The sample of biological tissue that contains both fat and muscle was cut into a 1-inch by 1-inch square from the back of the pork leg, and air-dried before the experiment to prevent the sample from deformation during the imaging process. A 6mm-diameter circular ROI on the upper right corner containing both fat and muscular tissue was selected as the interior region.

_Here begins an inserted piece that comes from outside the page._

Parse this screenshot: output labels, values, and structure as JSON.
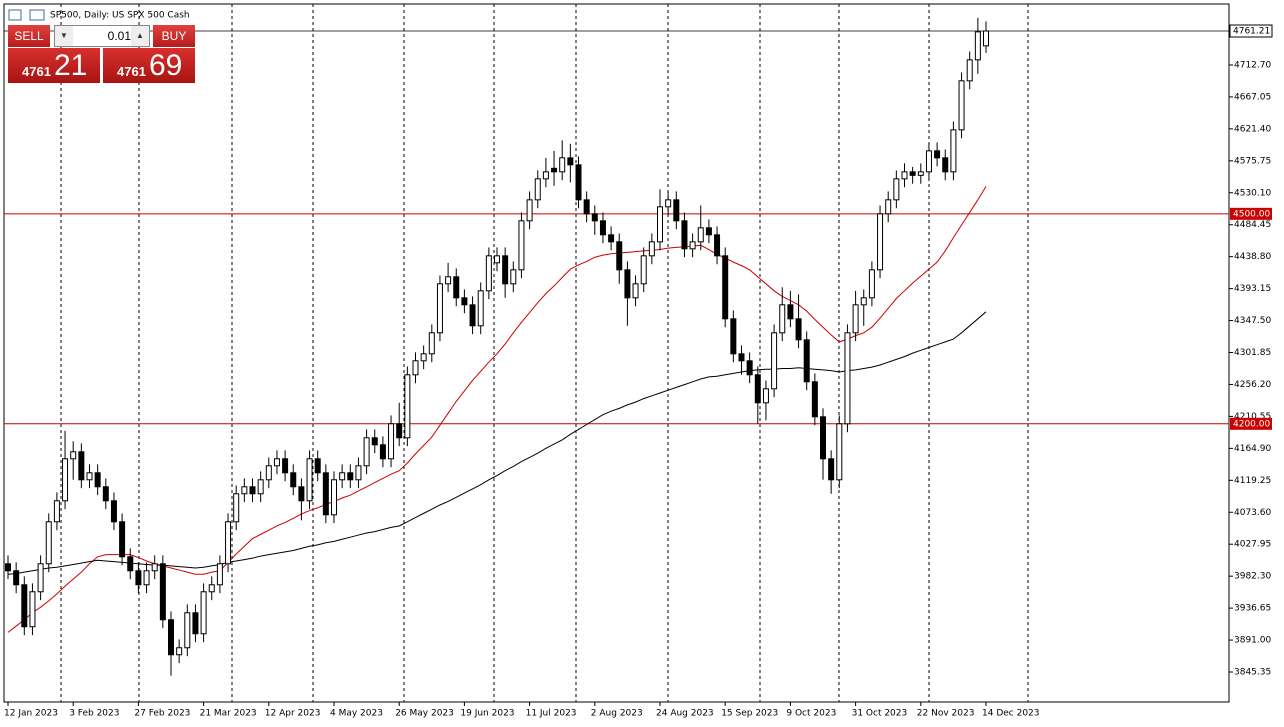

Monte Carlo simulation for radiation dose estimation

The Monte Carlo (MC) simulation on the absorbed radiation dose was performed using the commercial software ImpactMC35. The CT image of the ham sample was segmented into air, fat and muscle regions, according to the attenuation map. The mass attenuation coefficients of fat and muscle are 6.3 cm2/g and 10.4 cm2/g at 8 keV, respectively, according to the ICRU-44 standard tissue database36. The densities of fat and muscle are 0.95 g/cm3 and 1.05 g/cm3, respectively. The spectrum of the X-ray source (SI Fig. S9) for the MC simulations was measured with a photon counting detector (X-123, AMPTEK). The irradiance of the source was calculated using XSPECT under experimental conditions (35 kV, 40 mA).

Data availability

The datasets generated during the current study are available from the corresponding author under reasonable request.